RIWAYAT HIDUP Penulis dilahirkan pada tanggal 5 Desember 1991 di Kota Bukittinggi, Provinsi Sumatera Barat. Penulis merupakan anak sulung dari orang tua Ayah Basyiruddin dan Bunda Netti, serta kakak dari Habibul Ihsan.
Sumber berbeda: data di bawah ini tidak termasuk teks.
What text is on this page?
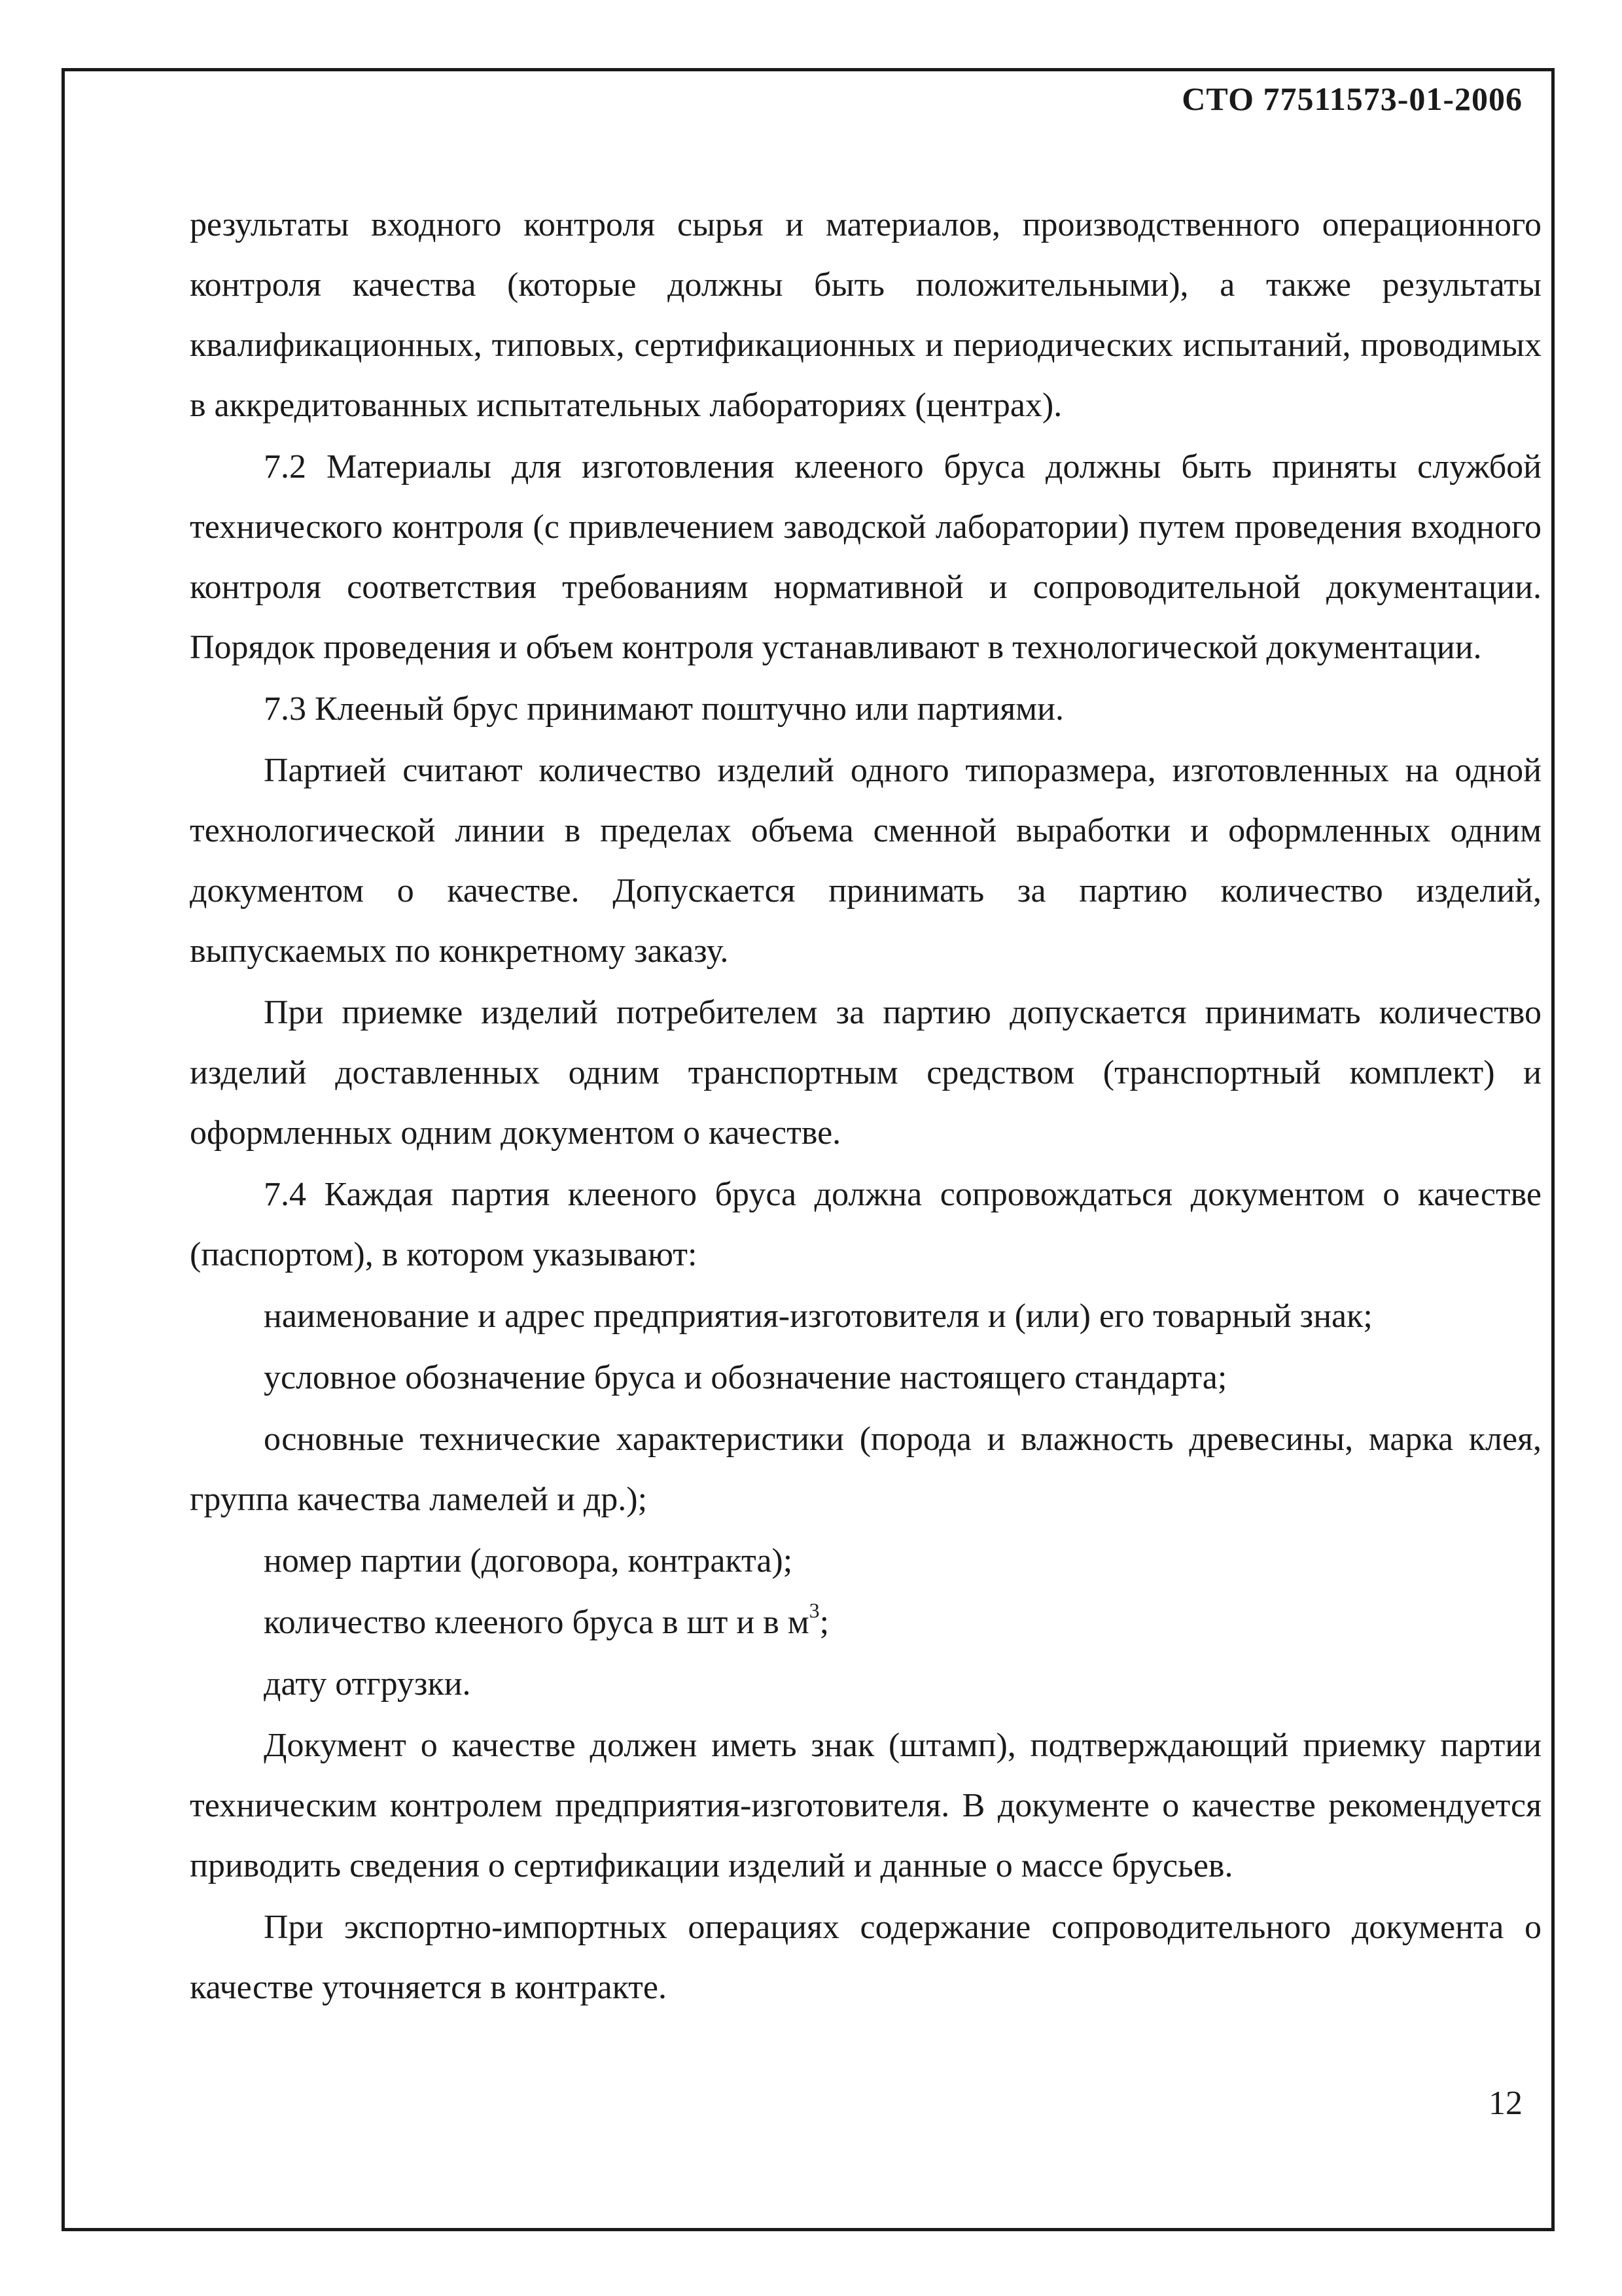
СТО 77511573-01-2006

результаты входного контроля сырья и материалов, производственного операционного контроля качества (которые должны быть положительными), а также результаты квалификационных, типовых, сертификационных и периодических испытаний, проводимых в аккредитованных испытательных лабораториях (центрах).

7.2 Материалы для изготовления клееного бруса должны быть приняты службой технического контроля (с привлечением заводской лаборатории) путем проведения входного контроля соответствия требованиям нормативной и сопроводительной документации. Порядок проведения и объем контроля устанавливают в технологической документации.

7.3 Клееный брус принимают поштучно или партиями.

Партией считают количество изделий одного типоразмера, изготовленных на одной технологической линии в пределах объема сменной выработки и оформленных одним документом о качестве. Допускается принимать за партию количество изделий, выпускаемых по конкретному заказу.

При приемке изделий потребителем за партию допускается принимать количество изделий доставленных одним транспортным средством (транспортный комплект) и оформленных одним документом о качестве.

7.4 Каждая партия клееного бруса должна сопровождаться документом о качестве (паспортом), в котором указывают:

наименование и адрес предприятия-изготовителя и (или) его товарный знак;

условное обозначение бруса и обозначение настоящего стандарта;

основные технические характеристики (порода и влажность древесины, марка клея, группа качества ламелей и др.);

номер партии (договора, контракта);

количество клееного бруса в шт и в $м^3$;

дату отгрузки.

Документ о качестве должен иметь знак (штамп), подтверждающий приемку партии техническим контролем предприятия-изготовителя. В документе о качестве рекомендуется приводить сведения о сертификации изделий и данные о массе брусьев.

При экспортно-импортных операциях содержание сопроводительного документа о качестве уточняется в контракте.

12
Penulis menyelesaikan sekolah menengah pertama di Madrasah Tsanawiyah Kubang Putih, Kabupaten Agam tahun 2006 dan sekolah menengah atas di SMA N 1 Banuhampu, Kabupaten Agam tahun 2009. Penulis melanjutkan studi strata 1 di Universitas Negeri Padang, Fakultas Matematika dan Ilmu Pengetahuan Alam dengan program studi Biologi. Penulis menyelesaikan masa studi S1 dalam masa 3.5 tahun dengan bidang Bioteknologi berjudul: Analisis Polimorfisme Gen
29
Adrenergic β-3 (ADRB3) pada Pasien Diabetes Mellitus Tipe 2 Etnis Minangkabau. Penulis melanjutkan studi di Program Studi Bioteknologi IPB angkatan 2013 dengan sponsor Beasiswa Pendidikan Pascasarjana-Dalam Negeri (PBPDN) dari Direktorat Jenderal Pendidikan Tinggi (Dikti). Penulis menyelesaikan studi pascasarjana pada paruh pertama 2016 setelah diberi kesempatan melakukan riset di Stem Cell and Cancer Institute, Jakarta.